E. This loss function is optimized using the Adam gradient descent algorithm, training the model.
F. And continuously carrying out model training through training data, and finally fitting a classification model, wherein the classification model can be a curve model or a numerical distribution model.
According to the embodiment, the classification models corresponding to the processing servers are trained through the historical full-day message data set, and then the abnormal messages in the current message data are identified according to the trained classification models, so that the abnormal messages are accurately and quickly identified, the daily routing inspection work efficiency is improved, and the safe and stable operation of the processing servers can be better.
It should be noted that the steps illustrated in the flowcharts of the figures may be performed in a computer system such as a set of computer-executable instructions and that, although a logical order is illustrated in the flowcharts, in some cases, the steps illustrated or described may be performed in an order different than presented herein.
Based on the same inventive concept, an embodiment of the present invention further provides an abnormal packet identification apparatus, which can be used to implement the abnormal packet identification method described in the foregoing embodiment, as described in the following embodiment. Because the principle of solving the problem of the abnormal message identification apparatus is similar to that of the abnormal message identification method, the embodiment of the abnormal message identification apparatus can refer to the embodiment of the abnormal message identification method, and repeated parts are not described again. As used hereinafter, the term "unit" or "module" may be a combination of software and/or hardware that implements a predetermined function. Although the means described in the embodiments below are preferably implemented in software, an implementation in hardware, or a combination of software and hardware is also possible and contemplated.

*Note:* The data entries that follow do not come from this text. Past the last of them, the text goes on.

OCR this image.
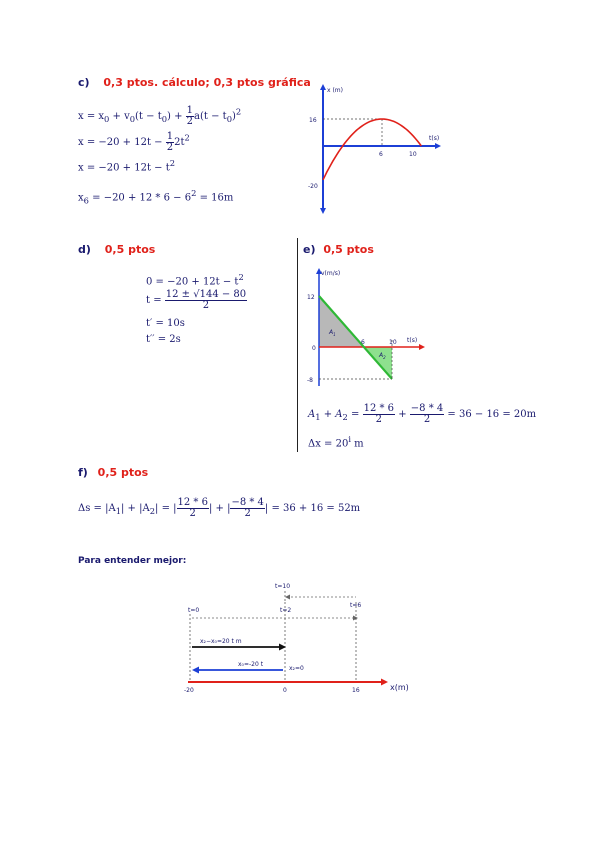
c) 0,3 ptos. cálculo; 0,3 ptos gráfica
$x = x_0 + v_0(t - t_0) + \frac{1}{2} a(t - t_0)^2$
$x = -20 + 12t - \frac{1}{2} 2t^2$
$x = -20 + 12t - t^2$
$x_6 = -20 + 12 * 6 - 6^2 = 16m$
x (m)
t(s)
16
-20
6	10
d) 0,5 ptos
$0 = -20 + 12t - t^2$
$t = \frac{12 \pm √144 - 80}{2}$
t′ = 10s
t′′ = 2s
e) 0,5 ptos
v(m/s)
t(s)
12
0
-8
6	10
$A_1$
$A_2$
$A_1 + A_2 = \frac{12 * 6}{2} + \frac{-8 * 4}{2} = 36 - 16 = 20m$
$\Delta x = 20^i$ m
f) 0,5 ptos
$\Delta s = |A_1| + |A_2|$ = | $\frac{12 * 6}{2}$ | + | $\frac{-8 * 4}{2}$ | = 36 + 16 = 52m
Para entender mejor:
t=10
t=0	t=2
t=6
x₂−x₀=20 t m
x₀=-20 t
x₂=0
-20	0	16	x(m)
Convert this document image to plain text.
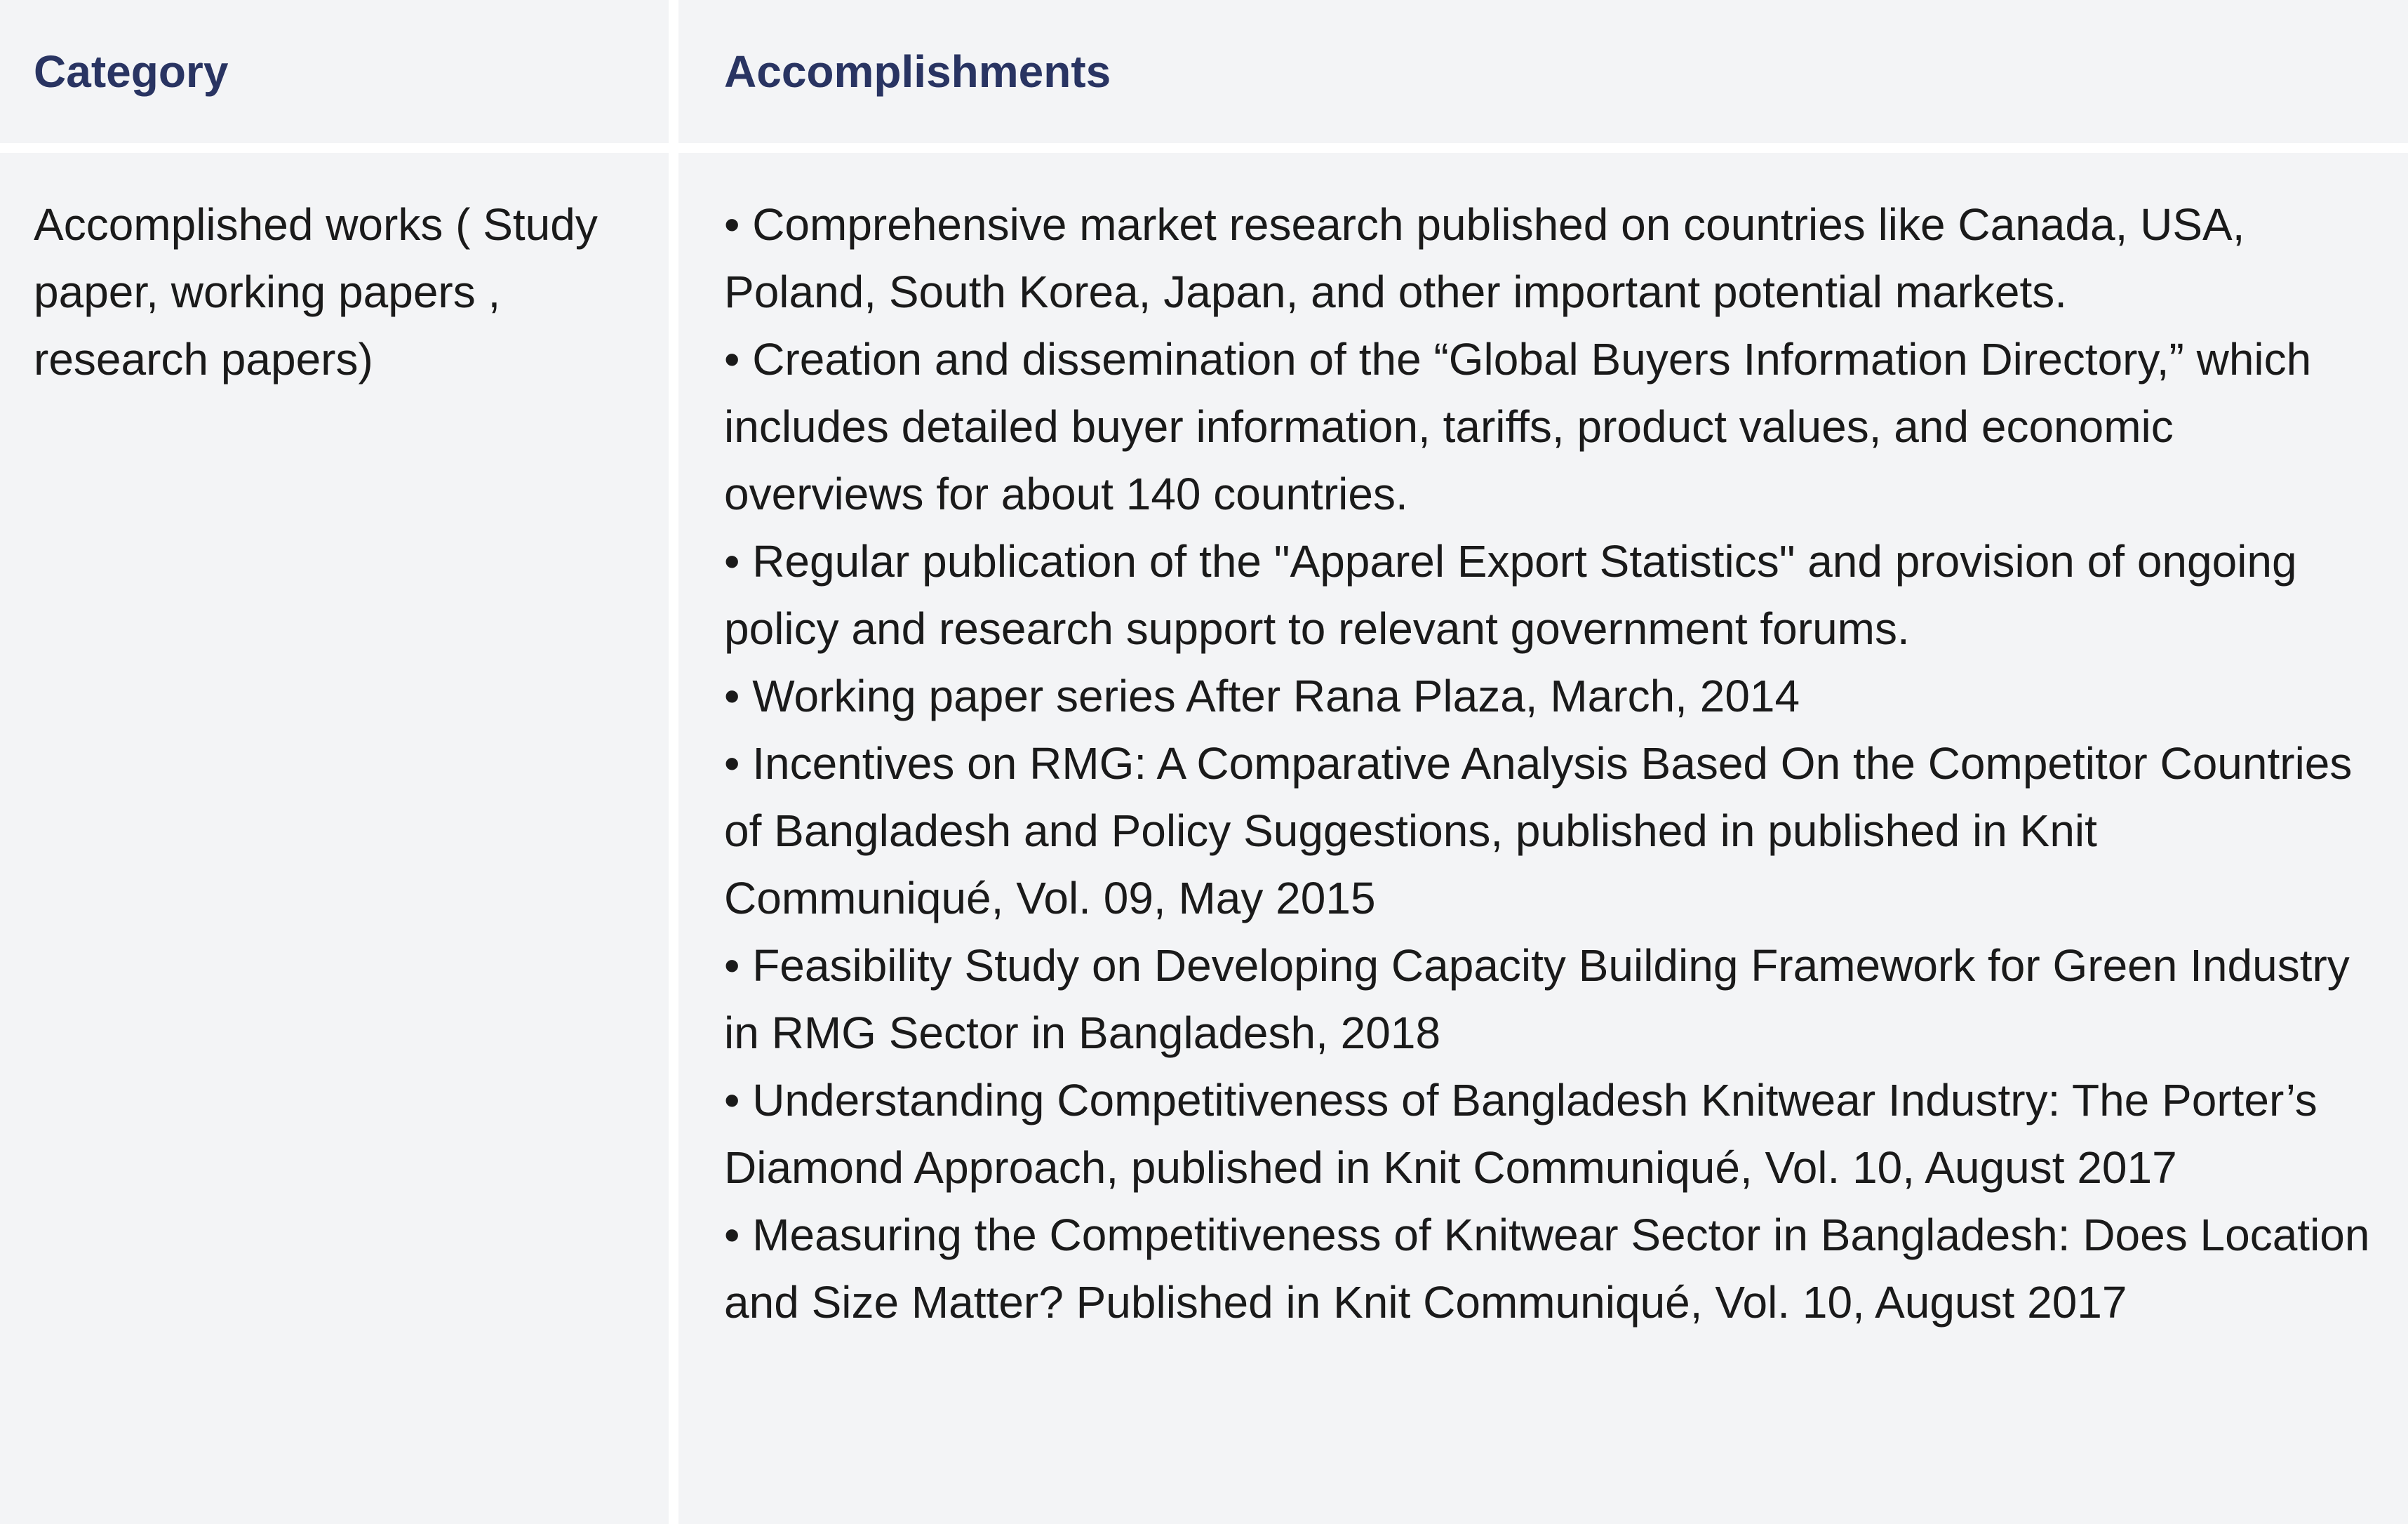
Category	Accomplishments
Accomplished works ( Study paper, working papers , research papers)
• Comprehensive market research published on countries like Canada, USA, Poland, South Korea, Japan, and other important potential markets.
• Creation and dissemination of the “Global Buyers Information Directory,” which includes detailed buyer information, tariffs, product values, and economic overviews for about 140 countries.
• Regular publication of the "Apparel Export Statistics" and provision of ongoing policy and research support to relevant government forums.
• Working paper series After Rana Plaza, March, 2014
• Incentives on RMG: A Comparative Analysis Based On the Competitor Countries of Bangladesh and Policy Suggestions, published in published in Knit Communiqué, Vol. 09, May 2015
• Feasibility Study on Developing Capacity Building Framework for Green Industry in RMG Sector in Bangladesh, 2018
• Understanding Competitiveness of Bangladesh Knitwear Industry: The Porter’s Diamond Approach, published in Knit Communiqué, Vol. 10, August 2017
• Measuring the Competitiveness of Knitwear Sector in Bangladesh: Does Location and Size Matter? Published in Knit Communiqué, Vol. 10, August 2017
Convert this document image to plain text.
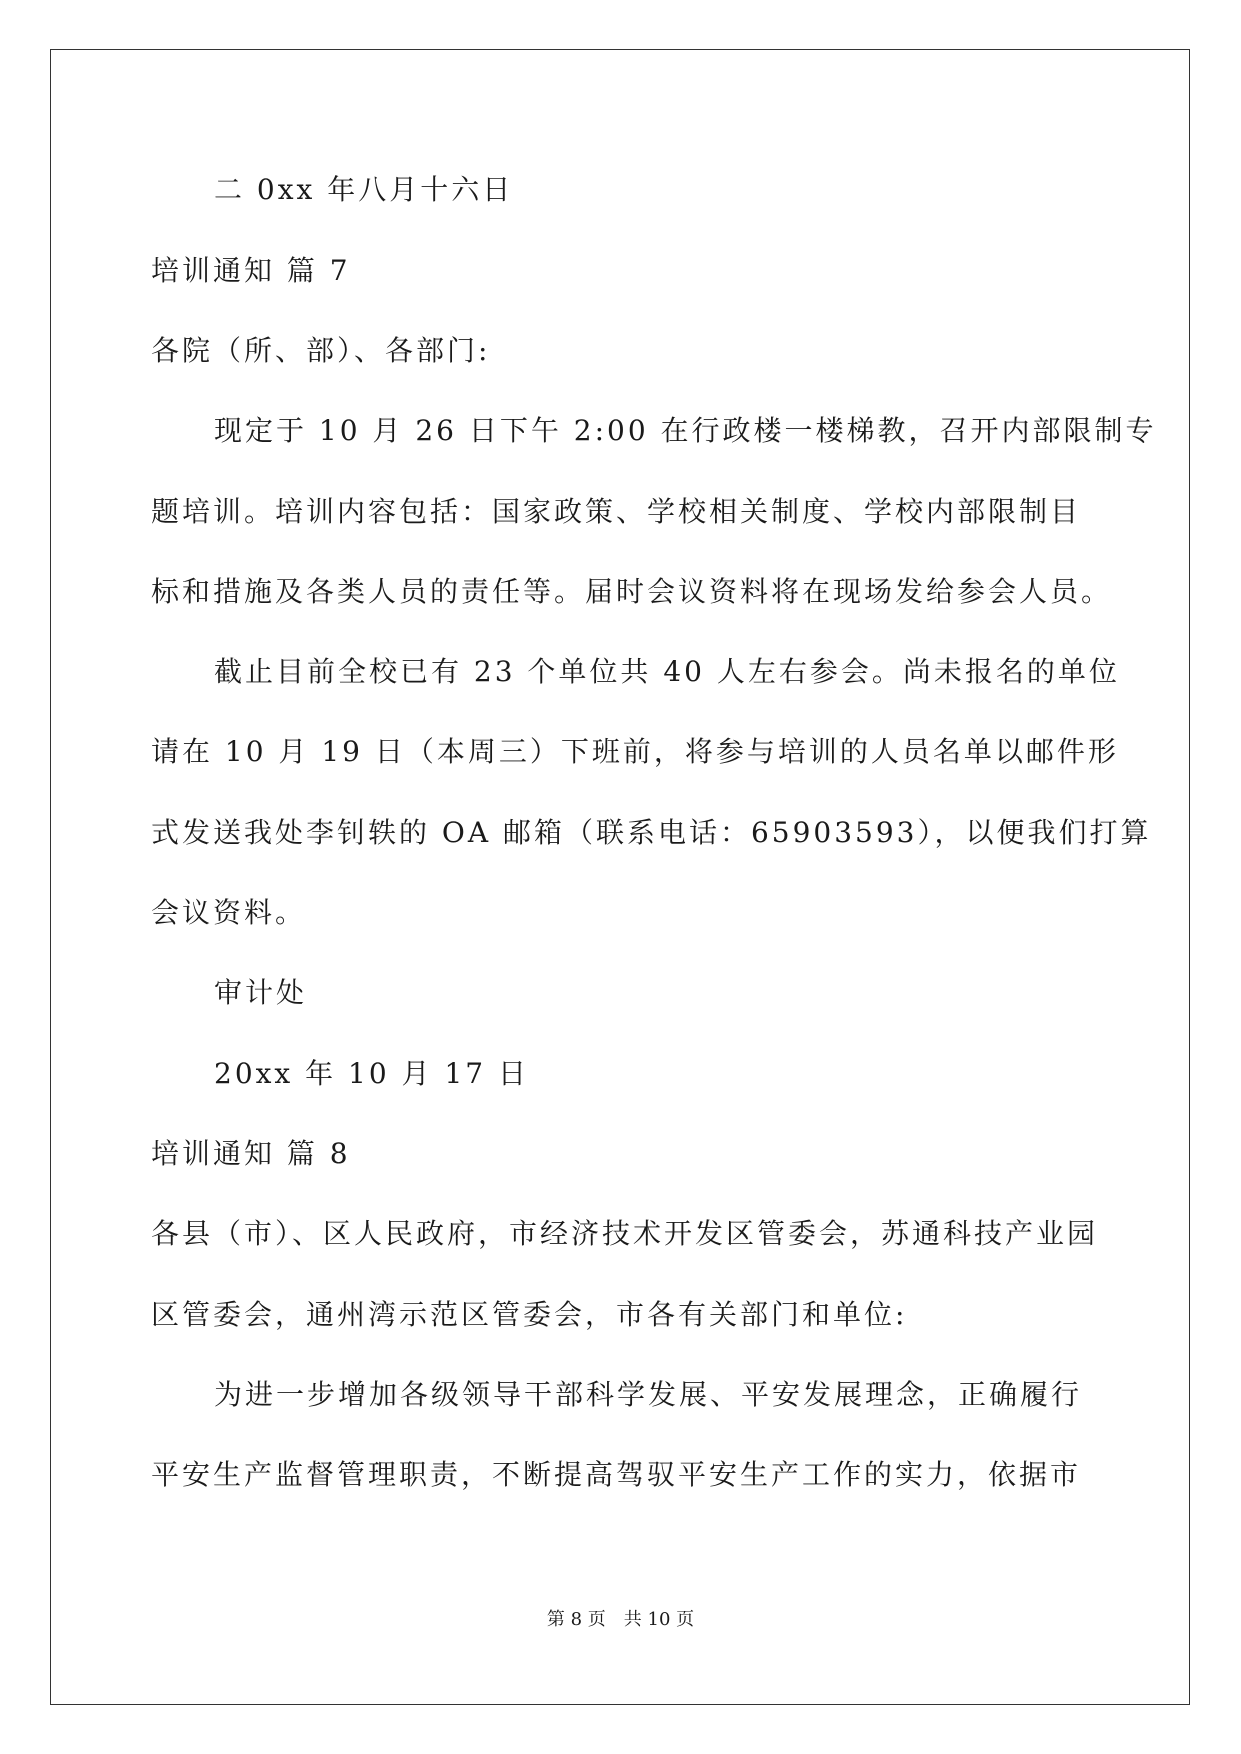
二 0xx 年八月十六日
培训通知 篇 7
各院（所、部）、各部门:
现定于 10 月 26 日下午 2:00 在行政楼一楼梯教，召开内部限制专
题培训。培训内容包括：国家政策、学校相关制度、学校内部限制目
标和措施及各类人员的责任等。届时会议资料将在现场发给参会人员。
截止目前全校已有 23 个单位共 40 人左右参会。尚未报名的单位
请在 10 月 19 日（本周三）下班前，将参与培训的人员名单以邮件形
式发送我处李钊轶的 OA 邮箱（联系电话：65903593），以便我们打算
会议资料。
审计处
20xx 年 10 月 17 日
培训通知 篇 8
各县（市）、区人民政府，市经济技术开发区管委会，苏通科技产业园
区管委会，通州湾示范区管委会，市各有关部门和单位:
为进一步增加各级领导干部科学发展、平安发展理念，正确履行
平安生产监督管理职责，不断提高驾驭平安生产工作的实力，依据市
第 8 页　共 10 页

Fig. 4 is a first structural block diagram of an abnormal packet identification apparatus according to an embodiment of the present invention, and as shown in fig. 4, the abnormal packet identification apparatus according to the embodiment of the present invention includes:
the message data acquisition unit 1 is used for acquiring message data and determining a processing server corresponding to the message data;
the data writing unit 2 is used for adding the message data into a message data set of the whole day corresponding to the processing server;
and the abnormal message identification unit 3 is configured to identify whether the message data is an abnormal message according to the daily message data set of the current day and a trained classification model corresponding to the processing server, where the classification model is obtained by using a historical daily message data set corresponding to the processing server as training data and training the training data by using a preset classification algorithm.
In an optional embodiment of the present invention, the whole-day packet data set is divided into a plurality of data subsets according to a plurality of preset time intervals; each data subset corresponds to a data item, the data item comprises a time characteristic value and a data column, the time characteristic value is determined by the time interval of the corresponding data subset, and the data column is determined by all message data contained in the corresponding data subset.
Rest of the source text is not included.